E questo è bellissimo, fratelli e sorelle, vuol dire che il Signore Gesù è qui per frequenze che altre antenne non vogliono captare, che Lui invece capta perfettamente e nitidamente. E’ venuto per le frequenze troppo basse, per depressione, per tristezza, per disillusione o alle volte eccessivamente alte, per ideali che gli altri disprezzano, perché troppo elevati, troppo ideali, troppo virtuali.
Allora il Signore davvero abbraccia l’umanità tutta intera, restituendola ad una novità che, non a caso, ha nel primo segno quello della luce, quello della visione, l’aspetto importante, bellissimo, con cosa inizia la creazione se non proprio con la generazione di quella luce che restituisce la riconoscibilità delle cose che ci sono?
E poi ancora fratelli e sorelle, questo balzare in piedi, gettare via il mantello, mettersi in cammino, cioè una sequela che non è esteriore adesione al Signore, ma è davvero scoprire come questa storia io me la debba bere fino in fondo, camminando, esplorando, cercando, seguendo. Ecco davvero quel discepolato esistenziale che il Signore si attende da ciascuno di noi, nella riscoperta di una potenzialità del nostro cuore che altri non avevano creduto, di cui nemmeno io mi ero accorto… bellissimo, è proprio l’epicità della ri-creazione di ciascuno di noi.
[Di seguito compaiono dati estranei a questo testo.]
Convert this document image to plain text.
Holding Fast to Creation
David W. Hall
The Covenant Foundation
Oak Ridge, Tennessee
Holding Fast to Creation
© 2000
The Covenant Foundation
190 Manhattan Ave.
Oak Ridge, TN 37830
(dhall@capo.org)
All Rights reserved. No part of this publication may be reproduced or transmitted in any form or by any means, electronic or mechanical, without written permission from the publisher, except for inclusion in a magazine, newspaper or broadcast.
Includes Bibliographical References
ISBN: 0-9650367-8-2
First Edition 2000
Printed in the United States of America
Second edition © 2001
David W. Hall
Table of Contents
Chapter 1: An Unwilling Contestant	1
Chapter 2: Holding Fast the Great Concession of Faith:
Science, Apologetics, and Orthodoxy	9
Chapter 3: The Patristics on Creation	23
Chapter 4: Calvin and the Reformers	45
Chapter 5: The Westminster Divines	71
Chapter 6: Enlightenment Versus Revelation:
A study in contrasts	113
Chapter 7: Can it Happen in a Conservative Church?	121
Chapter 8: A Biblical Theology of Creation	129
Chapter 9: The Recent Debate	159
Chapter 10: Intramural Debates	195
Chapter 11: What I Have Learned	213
Una possibilità che la liturgia propizia nella fatica di ogni giorno e in questa Pasqua settimanale per riavvolgere davvero tutta la nostra storia, nella consapevolezza che io sono Bartimeo e non un altro più fortunato di me che ha avuto qualche anno fa la possibilità di incontrare il Signore Gesù, noi siamo gli accecati, noi gli stanchi, noi i disillusi, noi gli interpellati, noi quelli raggiunti da un sacerdozio della vita che il Signore sposa, per estendere nei dettagli della storia l’universale amore del Padre che lo chiama proprio per questo, per farsi, per così dire, contingenza, come stiamo per celebrare nel Natale del Signore Gesù. Cosa non è stato il Natale di Gesù se non un attimo, quasi impercettibile nella storia, un secondo in cui Lui effettivamente si è fatto strada nei nostri minuti, però noi così siamo diventati capaci di riconoscere che per l’amore infinito di Dio basta un attimo impercettibile per cambiare la storia tutta intera e allora, perché non credere che questo può e deve accadere nell’istante minimale anche della mia vita?
Bartimeo oggi ci insegna proprio questo e fa irrompere nel Natale della sua nuova vita tutta quella forza incontenibile della Pasqua del Signore Gesù che stiamo per celebrare, trasformando tutte queste parole nell’evento eucaristico, perché tutti, piccoli, grandi, ricchi e poveri, i fragili e i forti siano in comunione piena e definitiva con la vita divina del Signore Gesù. Amen.